En los primeros tiempos de su estancia en Portugal, la reina Isabel
comenzó a ganarse las simpatías del pueblo luso por su carácter piadoso y
devoto, pues el pueblo siempre ha admirado en especial esta veta altruista de
sus gobernantes, sobre todo en un universo religioso como era el mundo
medieval. De esta manera, las continuas fundaciones religiosas de la reina
Isabel (como el de San Bernardo de Almoster), la contribución al sostenimiento
de otras (principalmente, el lisboeta monasterio de la Trinidad), así como los
hospitales de asistencia fundados por ella (en Coimbra, Leiría y Santarém),
ayudaron a que su popularidad entre el pueblo fuese una de las de mayor nivel
entre los gobernantes medievales.
Los problemas, sin embargo, comenzaron a llegar por los continuos
enfrentamientos, primero verbales, más tarde conspiradores, de su cuñado
Alfonso, deseoso de hacerse con el trono portugués en detrimento de su hermano,
el rey Dionís; por otra parte, las continuas infidelidades de éste,
evidentemente, no hacían presagiar un matrimonio demasiado bien avenido, pues,
a pesar de que la bastardía regia era un fenómeno relativamente tolerado en el
medievo, las acusadas convicciones éticas de la reina Isabel lo desaprobaban
por completo.
A pesar de ello, la reina acogió a los hijos bastardos de Dionís en
la corte, y si no los trató como a su propia descendencia, al menos les mostró
el respeto que debía como reina y cristiana.

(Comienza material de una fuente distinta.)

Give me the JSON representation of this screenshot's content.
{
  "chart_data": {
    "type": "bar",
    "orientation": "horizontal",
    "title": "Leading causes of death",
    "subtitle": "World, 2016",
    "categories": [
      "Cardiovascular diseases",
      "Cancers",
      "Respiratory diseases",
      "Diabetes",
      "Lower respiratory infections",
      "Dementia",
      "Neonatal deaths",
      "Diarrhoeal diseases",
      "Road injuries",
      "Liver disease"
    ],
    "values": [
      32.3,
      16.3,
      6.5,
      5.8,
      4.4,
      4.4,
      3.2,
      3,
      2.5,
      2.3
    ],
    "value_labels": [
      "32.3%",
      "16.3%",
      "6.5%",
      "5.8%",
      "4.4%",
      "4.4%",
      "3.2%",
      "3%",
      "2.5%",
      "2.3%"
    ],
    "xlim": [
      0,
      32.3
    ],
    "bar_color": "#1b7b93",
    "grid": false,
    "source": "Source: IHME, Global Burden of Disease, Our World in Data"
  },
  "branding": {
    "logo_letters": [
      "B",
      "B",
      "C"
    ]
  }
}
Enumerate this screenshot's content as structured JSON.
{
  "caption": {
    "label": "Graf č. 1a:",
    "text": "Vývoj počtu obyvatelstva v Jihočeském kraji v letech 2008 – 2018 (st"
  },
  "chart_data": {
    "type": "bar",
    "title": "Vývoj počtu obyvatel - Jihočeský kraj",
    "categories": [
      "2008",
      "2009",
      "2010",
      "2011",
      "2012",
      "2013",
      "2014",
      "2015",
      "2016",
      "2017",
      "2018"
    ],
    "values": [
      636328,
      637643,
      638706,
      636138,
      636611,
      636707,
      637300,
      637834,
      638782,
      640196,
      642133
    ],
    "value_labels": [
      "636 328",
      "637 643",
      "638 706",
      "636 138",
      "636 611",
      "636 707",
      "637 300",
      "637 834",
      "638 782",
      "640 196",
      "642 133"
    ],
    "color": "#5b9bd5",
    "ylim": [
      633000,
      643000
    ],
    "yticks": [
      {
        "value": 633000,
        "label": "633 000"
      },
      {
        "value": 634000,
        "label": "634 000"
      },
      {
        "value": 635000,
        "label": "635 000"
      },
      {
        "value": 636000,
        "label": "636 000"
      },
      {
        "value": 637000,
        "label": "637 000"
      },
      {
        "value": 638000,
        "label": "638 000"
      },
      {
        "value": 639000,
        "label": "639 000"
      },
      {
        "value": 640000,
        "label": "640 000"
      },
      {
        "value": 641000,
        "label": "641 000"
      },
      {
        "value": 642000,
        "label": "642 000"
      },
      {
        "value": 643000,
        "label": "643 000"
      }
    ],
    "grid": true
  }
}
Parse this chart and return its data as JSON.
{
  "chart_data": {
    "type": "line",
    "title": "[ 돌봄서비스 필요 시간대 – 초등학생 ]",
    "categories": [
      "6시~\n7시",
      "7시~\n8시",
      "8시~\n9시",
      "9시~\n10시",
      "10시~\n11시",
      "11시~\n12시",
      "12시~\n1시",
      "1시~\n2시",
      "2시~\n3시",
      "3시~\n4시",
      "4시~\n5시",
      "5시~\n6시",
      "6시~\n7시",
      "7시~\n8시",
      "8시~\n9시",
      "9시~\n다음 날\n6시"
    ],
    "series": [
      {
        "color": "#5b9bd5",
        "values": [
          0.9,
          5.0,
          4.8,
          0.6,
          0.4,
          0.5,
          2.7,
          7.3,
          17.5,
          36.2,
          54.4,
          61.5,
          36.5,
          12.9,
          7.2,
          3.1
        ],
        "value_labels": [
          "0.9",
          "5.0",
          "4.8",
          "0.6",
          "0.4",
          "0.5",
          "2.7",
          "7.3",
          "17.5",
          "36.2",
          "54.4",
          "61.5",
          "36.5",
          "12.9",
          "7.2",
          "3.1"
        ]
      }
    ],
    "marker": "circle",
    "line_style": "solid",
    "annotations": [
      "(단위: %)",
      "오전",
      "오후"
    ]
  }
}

Esta acción piadosa, sin embargo,
comenzó a ser una fuente de problemas tras el nacimiento de los dos primeros
hijos de Dionís e Isabel: la infanta Constanza (1290-1313), que se casó con el
rey de Castilla, Fernando IV, y el príncipe Alfonso (1291-1357), que sería
posteriormente rey como Alfonso IV. Los problemas se agravaron en la segunda
década del siglo XIV, pues Alfonso (cuyo apodo era el Bravo, por motivos
obvios) comenzó a alarmarse por el incomparable ascendente que, en la corte de
Dionís, en su consejo y en la toma de decisiones políticas, había comenzado a
contraer uno de los hijos ilegítimos del rey, el infante Alfonso Sánchez.
Ante la sospecha de que Dionís había solicitado a la Santa Sede la
concesión de legitimidad para su hermano, en detrimento de su propio acceso al
trono, Alfonso el Bravo decidió rebelarse, contado con cierta ayuda diplomática
de la regente de Castilla, la reina María de Molina. Dionís, enfurecido,
arremetió contra su hijo de manera violenta, lo que significó el inicio de las
hostilidades paterno-filiales, apoyados ambos en parte de la aristocracia lusa
afín a sus causas.
Por lo que respecta a la reina Isabel, además del profundo dolor que
una madre podía sentir al ver peleando a padre e hijo, la cuestión fue un poco
más complicada. Desde 1318, las tropas de Alfonso instalaron su base de
operaciones en el norte del país, en Coimbra y Leiría. Casualmente, el señorío
de esta última villa había sido concedido por Dionís a su esposa, con lo que el
rey debió entrever en su toma por Alfonso una cierta participación de Isabel en
la conspiración de su hijo.
El resultado fue que la reina fue privada del señorío, la
jurisdicción y las rentas de Leiría, además de pasar a residir, bajo fuerte
vigilancia militar, en el castillo de Alemquer. A la desesperación de Isabel se
unió el temor de que, en la primavera de 1319, ambos ejércitos parecían
enfrentarse en Leiría, aunque finalmente Alfonso huyó hacia Santarém.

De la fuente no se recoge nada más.